La policía de Kazajistán reaccionó ante una publicación en redes sociales del activista Marat Zhanuzakov, quien el 27 de mayo, en vísperas de la visita a la república del presidente ruso Vladímir Putin, publicó una foto en la que mostraba una actitud de rechazo hacia el mandatario. El hombre fue detenido y puesto en libertad solo por la noche, según informó él mismo en su Facebook.

Zhanuzakov publicó una imagen en la que aparece con las banderas de Kazajistán y Ucrania de fondo, sosteniendo un cartel con la inscripción: »¡Oye, escoria! ¡Vete al bosque de Kazajistán! ¡Gloria a Ucrania!». Cabe señalar que en el cartel no se menciona el nombre de la persona a quien van dirigidos los mensajes. Sin embargo, resulta evidente que la acción estaba programada para coincidir con la visita de Putin a Astana.

Ese mismo día, 27 de mayo, la hija de Zhanuzakov informó de que su padre había sido detenido por la policía. Por la noche, el activista publicó un mensaje en el que comunicaba que lo habían dejado marchar a casa. Según el propio activista, los agentes de seguridad le pidieron que eliminara la publicación con la fotografía, a lo que Zhanuzakov respondió que «lo pensaría».

En el momento de redactar esta noticia, la imagen sigue visible en el Facebook de Marat Zhanuzakov.

Según informa «Azattyq Asia», Zhanuzakov ya había sido detenido con anterioridad a causa de su postura política. Así, el 27 de noviembre de 2024, durante la visita de Putin a Kazajistán, el activista, junto con sus compañeros Baurzhan Baltashev y Ualikhan Negmetov, salió a la calle con banderas de Kazajistán y Ucrania y un cartel que rezaba: «Su excelencia, váyase al carajo de Kazajistán». La acción fue una respuesta evidente a las pancartas que entonces engalanaban la capital del país con el mensaje: «Su Excelencia, Sr. Vladímir Putin, ¡bienvenido a Astana!».

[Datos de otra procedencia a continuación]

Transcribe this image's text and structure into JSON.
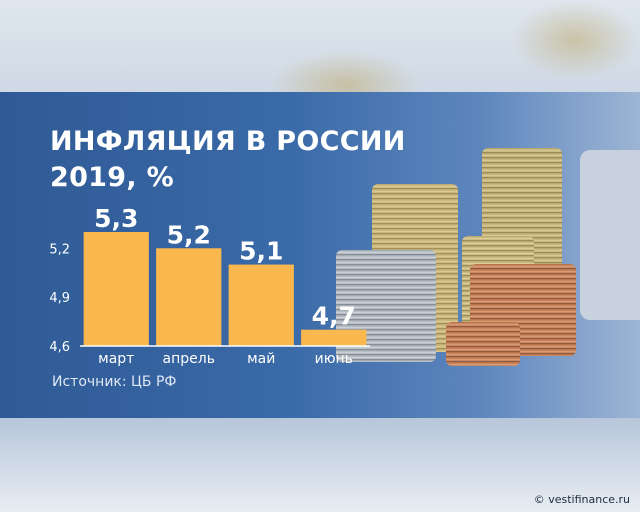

Como resultado, en 2024 un tribunal consideró que la inscripción del cartel constituía el uso de lenguaje obsceno en un lugar público. Los tres activistas fueron declarados culpables de vandalismo menor y multados con 20 índices de cálculo mensual cada uno —equivalentes en aquel momento a unos 51.700 tenge, algo más de 100 dólares estadounidenses—.